Andrea Riseborough's performance as an alcoholic mother in To Leslie is stunning
Andrea Riseborough’s portrayal of an alcoholic mother sinking to the bottom-most level of self-degradation is perhaps the best portrayal of drunken despair that I have seen
To Leslie
Rating: ****
There is something downright ugly about a woman drinking herself to death in public. But then, somebody has to do the dirty job. Andrea Riseborough’s portrayal of an alcoholic mother sinking to the bottom-most level of self-degradation is perhaps the best portrayal of drunken despair that I have seen before or after Nicolas Cage in Leaving Las Vegas.
Ms. Riseborough, I confess is a revelation. I have not seen much of her work except Brighton Rock and Possessor where she ripped the screen apart with her unvarnished virtuosity. In To Leslie, she is viscerally compelling. I couldn’t take my eyes off her devastated face every time she was on screen, which is most of the time.
It’s a pity that she holds our attention so rigidly, as there is so much more to admire in first-time feature film director Michael Morris’ essay on self-destruction.
To Leslie just kills you with its fatal realism. From the first time we see Leslie on screen as she exults in her triumph after winning the lottery in her small town in Texas, to her absolute degradation and self-abnegation, the performance just blows us away. Throughout I kept wondering what Lila Neugebauer’s Causeway would have been had Ms. Riseborough played the lead instead of Jennifer Lawrence.
Not that Ms. Lawrence lacked in emotional velocity. But Riseborough is born to play characters who stand facing the wrath of life’s vicissitudes. Leslie is shot in cramped rooms of suburban apartments and motels where she does what she thinks is rehabilitation. Little does she know! Her addiction is so internalized we the audience feel her pain and humiliation almost first-hand.
Her son (played with gentle candour by Owen Teague) takes her in on condition that she won’t drink. But of course, she does. She then ends up in her hometown shacking up with her former friend (the supremely talented Allison Janney with unnecessarily dyed hair and camp makeup) , kicked out of there too after a night of drop-dead drinking.
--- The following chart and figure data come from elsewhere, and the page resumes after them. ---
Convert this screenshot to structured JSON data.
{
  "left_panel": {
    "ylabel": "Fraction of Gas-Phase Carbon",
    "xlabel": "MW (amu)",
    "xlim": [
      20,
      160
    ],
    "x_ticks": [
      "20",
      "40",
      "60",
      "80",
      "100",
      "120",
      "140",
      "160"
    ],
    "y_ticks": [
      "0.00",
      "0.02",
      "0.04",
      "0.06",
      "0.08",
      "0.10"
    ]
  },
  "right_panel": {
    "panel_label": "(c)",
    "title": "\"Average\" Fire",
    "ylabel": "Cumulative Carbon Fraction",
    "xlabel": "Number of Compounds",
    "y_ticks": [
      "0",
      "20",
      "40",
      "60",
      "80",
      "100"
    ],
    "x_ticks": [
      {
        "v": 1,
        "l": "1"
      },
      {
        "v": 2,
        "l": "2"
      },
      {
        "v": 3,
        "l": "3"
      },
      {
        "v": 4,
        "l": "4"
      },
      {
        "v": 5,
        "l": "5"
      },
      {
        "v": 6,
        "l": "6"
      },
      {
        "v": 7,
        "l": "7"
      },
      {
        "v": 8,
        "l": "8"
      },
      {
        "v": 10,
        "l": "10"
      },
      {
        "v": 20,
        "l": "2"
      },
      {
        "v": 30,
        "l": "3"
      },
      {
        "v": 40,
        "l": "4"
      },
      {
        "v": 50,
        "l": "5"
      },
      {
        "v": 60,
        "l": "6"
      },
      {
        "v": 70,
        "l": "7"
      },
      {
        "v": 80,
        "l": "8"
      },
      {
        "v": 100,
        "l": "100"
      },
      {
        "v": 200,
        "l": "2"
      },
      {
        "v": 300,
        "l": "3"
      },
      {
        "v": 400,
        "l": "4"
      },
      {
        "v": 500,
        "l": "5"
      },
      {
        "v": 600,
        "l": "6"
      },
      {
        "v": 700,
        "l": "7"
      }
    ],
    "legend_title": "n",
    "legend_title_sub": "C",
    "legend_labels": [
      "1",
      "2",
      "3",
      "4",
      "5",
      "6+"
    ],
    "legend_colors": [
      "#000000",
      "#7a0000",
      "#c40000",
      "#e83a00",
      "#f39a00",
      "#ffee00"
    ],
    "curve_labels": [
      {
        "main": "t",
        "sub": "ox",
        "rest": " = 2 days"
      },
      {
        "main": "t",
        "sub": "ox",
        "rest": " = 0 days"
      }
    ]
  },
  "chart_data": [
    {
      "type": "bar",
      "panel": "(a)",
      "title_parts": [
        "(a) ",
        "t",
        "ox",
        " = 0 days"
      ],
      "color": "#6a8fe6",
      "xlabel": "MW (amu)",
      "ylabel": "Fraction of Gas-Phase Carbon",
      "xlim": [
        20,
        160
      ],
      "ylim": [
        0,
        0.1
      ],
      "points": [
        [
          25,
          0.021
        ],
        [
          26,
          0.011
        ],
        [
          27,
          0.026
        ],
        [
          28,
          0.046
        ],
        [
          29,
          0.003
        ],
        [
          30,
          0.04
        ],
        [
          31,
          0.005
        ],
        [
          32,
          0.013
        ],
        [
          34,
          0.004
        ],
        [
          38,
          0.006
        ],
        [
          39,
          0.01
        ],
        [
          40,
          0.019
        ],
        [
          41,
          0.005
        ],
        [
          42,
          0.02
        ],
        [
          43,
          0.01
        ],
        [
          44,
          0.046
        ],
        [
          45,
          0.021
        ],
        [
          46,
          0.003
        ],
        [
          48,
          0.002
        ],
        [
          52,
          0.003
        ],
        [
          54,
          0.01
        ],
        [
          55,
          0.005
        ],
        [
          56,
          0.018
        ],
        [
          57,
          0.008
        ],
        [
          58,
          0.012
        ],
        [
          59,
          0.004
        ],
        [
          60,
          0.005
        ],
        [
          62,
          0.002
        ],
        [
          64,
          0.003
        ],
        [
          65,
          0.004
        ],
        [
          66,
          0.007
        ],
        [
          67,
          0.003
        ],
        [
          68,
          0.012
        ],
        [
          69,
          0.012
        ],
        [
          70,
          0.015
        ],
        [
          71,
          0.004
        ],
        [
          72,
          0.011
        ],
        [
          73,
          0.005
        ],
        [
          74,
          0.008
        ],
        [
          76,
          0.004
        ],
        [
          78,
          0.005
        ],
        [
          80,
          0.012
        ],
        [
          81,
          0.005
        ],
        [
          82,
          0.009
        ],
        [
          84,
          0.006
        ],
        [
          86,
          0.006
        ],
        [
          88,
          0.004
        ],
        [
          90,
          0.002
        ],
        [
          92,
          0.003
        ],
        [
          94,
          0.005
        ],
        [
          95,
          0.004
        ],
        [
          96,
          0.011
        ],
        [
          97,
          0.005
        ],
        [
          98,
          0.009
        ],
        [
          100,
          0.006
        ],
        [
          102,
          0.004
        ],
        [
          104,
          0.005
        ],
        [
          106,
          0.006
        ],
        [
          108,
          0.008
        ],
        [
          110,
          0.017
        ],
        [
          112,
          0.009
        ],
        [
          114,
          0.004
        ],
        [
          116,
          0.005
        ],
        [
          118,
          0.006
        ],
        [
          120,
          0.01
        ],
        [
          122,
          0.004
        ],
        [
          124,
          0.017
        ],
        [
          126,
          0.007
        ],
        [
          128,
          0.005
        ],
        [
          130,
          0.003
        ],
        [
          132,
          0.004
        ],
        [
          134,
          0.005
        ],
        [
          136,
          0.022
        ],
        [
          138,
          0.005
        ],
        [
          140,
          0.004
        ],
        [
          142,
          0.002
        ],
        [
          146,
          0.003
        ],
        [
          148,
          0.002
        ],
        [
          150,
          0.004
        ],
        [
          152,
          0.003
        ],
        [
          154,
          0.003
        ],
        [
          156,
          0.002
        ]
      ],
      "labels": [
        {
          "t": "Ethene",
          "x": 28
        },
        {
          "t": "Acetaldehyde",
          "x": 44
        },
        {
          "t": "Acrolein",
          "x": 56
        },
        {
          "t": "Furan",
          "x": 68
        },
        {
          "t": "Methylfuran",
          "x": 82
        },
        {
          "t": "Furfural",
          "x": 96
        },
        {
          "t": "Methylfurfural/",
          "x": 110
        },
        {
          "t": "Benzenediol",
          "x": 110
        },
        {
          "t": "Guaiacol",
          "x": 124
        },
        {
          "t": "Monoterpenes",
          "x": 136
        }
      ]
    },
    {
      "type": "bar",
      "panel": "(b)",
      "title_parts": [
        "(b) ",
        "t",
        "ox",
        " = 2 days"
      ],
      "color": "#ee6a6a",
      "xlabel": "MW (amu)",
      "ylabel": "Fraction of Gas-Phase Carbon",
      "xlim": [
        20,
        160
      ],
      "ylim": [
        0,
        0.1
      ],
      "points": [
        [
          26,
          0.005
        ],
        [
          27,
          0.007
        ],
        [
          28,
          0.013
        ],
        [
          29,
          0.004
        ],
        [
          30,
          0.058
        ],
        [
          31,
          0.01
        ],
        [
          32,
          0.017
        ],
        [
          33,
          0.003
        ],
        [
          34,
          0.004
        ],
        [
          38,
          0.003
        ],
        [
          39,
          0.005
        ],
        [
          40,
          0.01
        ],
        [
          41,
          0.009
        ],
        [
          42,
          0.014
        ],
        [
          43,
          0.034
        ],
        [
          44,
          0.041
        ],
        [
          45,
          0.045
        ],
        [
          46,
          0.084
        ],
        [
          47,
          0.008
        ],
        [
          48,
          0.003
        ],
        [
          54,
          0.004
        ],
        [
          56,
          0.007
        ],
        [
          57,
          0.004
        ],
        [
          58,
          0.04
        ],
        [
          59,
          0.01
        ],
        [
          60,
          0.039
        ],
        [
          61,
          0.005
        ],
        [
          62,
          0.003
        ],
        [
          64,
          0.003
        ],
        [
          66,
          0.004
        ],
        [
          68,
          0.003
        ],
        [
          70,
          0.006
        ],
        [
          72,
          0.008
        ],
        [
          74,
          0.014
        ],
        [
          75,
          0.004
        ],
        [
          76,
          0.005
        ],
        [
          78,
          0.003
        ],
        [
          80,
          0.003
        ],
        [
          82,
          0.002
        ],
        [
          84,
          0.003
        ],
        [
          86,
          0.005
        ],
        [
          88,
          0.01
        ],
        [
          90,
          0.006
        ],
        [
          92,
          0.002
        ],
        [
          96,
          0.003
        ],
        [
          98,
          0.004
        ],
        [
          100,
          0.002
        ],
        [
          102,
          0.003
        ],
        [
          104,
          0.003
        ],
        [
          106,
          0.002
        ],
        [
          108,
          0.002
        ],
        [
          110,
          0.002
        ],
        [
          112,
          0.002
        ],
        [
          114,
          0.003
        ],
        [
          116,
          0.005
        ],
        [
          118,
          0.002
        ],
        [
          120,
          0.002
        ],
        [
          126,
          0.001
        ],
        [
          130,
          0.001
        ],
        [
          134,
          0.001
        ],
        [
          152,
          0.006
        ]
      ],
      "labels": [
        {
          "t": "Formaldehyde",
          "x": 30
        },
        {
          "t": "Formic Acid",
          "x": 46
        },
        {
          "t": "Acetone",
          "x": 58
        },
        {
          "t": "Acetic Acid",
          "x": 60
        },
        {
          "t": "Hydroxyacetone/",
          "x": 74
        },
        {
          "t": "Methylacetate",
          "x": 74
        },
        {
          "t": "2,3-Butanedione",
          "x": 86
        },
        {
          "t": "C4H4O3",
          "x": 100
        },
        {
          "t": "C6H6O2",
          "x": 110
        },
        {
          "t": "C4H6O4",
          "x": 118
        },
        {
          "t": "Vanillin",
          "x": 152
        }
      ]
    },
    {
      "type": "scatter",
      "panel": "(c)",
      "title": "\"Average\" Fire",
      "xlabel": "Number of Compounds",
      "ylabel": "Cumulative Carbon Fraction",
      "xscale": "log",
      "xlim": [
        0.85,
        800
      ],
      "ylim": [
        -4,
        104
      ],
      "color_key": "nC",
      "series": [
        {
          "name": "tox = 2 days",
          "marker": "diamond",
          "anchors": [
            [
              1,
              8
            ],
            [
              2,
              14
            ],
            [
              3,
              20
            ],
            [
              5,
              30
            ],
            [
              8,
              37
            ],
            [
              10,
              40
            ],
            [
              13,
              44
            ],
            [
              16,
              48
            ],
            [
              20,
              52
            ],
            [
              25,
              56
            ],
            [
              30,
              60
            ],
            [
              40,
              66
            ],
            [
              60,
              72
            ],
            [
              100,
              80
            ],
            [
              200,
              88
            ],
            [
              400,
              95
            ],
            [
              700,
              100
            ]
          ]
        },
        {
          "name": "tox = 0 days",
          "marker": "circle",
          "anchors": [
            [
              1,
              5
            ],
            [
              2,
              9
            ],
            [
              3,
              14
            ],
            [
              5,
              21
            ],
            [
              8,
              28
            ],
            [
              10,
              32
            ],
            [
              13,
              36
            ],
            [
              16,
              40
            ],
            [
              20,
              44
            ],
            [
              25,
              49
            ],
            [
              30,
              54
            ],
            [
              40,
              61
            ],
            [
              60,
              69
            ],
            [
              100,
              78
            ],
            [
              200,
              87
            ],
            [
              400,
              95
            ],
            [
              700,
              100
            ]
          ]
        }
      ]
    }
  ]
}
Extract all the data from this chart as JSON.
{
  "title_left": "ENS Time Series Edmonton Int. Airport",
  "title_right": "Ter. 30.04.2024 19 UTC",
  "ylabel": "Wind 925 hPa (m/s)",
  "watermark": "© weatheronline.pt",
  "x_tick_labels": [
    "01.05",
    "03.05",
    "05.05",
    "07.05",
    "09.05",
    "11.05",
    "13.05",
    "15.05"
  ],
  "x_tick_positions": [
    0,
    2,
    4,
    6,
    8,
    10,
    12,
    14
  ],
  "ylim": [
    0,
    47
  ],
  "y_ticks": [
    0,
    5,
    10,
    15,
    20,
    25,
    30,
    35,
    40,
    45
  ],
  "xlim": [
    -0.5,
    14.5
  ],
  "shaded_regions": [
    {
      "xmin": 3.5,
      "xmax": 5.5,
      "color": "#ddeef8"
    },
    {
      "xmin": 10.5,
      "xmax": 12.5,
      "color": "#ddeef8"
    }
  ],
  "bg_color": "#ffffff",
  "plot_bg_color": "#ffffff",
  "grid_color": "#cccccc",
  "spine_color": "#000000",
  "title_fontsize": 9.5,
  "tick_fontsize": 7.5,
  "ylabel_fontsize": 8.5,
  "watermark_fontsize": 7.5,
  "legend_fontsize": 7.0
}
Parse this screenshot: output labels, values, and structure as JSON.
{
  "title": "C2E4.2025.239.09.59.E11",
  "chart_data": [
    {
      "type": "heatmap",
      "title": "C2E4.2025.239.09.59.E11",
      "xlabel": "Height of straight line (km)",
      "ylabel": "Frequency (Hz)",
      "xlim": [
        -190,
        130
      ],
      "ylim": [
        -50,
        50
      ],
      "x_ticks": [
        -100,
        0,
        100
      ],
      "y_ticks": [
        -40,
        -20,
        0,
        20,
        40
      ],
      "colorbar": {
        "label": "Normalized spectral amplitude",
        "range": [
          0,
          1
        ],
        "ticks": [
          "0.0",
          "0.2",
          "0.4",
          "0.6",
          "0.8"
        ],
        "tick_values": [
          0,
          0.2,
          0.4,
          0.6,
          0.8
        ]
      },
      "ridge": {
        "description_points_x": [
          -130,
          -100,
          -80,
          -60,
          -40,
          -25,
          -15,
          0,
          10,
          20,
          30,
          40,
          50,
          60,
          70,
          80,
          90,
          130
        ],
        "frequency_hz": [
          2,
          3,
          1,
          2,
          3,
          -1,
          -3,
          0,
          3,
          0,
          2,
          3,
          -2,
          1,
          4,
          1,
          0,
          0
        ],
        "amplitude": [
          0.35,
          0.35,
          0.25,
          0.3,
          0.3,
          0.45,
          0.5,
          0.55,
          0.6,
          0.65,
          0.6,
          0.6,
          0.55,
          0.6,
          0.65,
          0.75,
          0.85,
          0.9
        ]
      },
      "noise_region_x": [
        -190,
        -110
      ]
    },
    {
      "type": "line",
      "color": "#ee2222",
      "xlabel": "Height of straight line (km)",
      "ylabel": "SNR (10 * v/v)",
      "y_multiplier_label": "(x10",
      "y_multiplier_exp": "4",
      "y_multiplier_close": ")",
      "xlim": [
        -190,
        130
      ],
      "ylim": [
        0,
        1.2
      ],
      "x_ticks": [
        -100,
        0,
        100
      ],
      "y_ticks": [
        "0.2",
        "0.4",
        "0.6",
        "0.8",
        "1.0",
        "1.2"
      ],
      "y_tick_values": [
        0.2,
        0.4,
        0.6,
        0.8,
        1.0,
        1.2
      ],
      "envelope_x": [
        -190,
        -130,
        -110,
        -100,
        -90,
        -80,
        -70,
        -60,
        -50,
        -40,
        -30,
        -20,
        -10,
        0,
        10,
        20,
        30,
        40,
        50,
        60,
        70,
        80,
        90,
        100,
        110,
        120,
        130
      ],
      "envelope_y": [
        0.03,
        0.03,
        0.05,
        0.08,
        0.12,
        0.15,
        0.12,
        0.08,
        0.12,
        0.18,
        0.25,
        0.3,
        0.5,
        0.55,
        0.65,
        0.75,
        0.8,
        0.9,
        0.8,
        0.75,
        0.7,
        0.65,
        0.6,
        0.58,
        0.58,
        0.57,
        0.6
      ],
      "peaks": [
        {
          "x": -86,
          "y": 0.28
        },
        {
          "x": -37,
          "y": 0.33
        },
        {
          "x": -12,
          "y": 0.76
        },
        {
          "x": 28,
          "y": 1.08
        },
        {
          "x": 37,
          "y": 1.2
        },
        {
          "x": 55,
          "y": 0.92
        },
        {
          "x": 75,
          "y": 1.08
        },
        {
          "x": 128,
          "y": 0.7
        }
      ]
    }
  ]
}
It is here that Leslie gets one more chance to mend her life. A kind motelier Sweeny (Marc Maron) comes forward with a job, accommodation, and heaps of undeserved kindness.
Why is Sweeny so kind to the unruly Leslie? I guess the answer to that lies in the glimmer of hope that we always find in the darkest of times.
To Leslie is not a story of hope. But it is not without hope either. It gives us a heroine who is heroic for being able to survive her own monstrous weaknesses. We don’t applaud her for it. But in the end, she is not a complete failure. We buy that.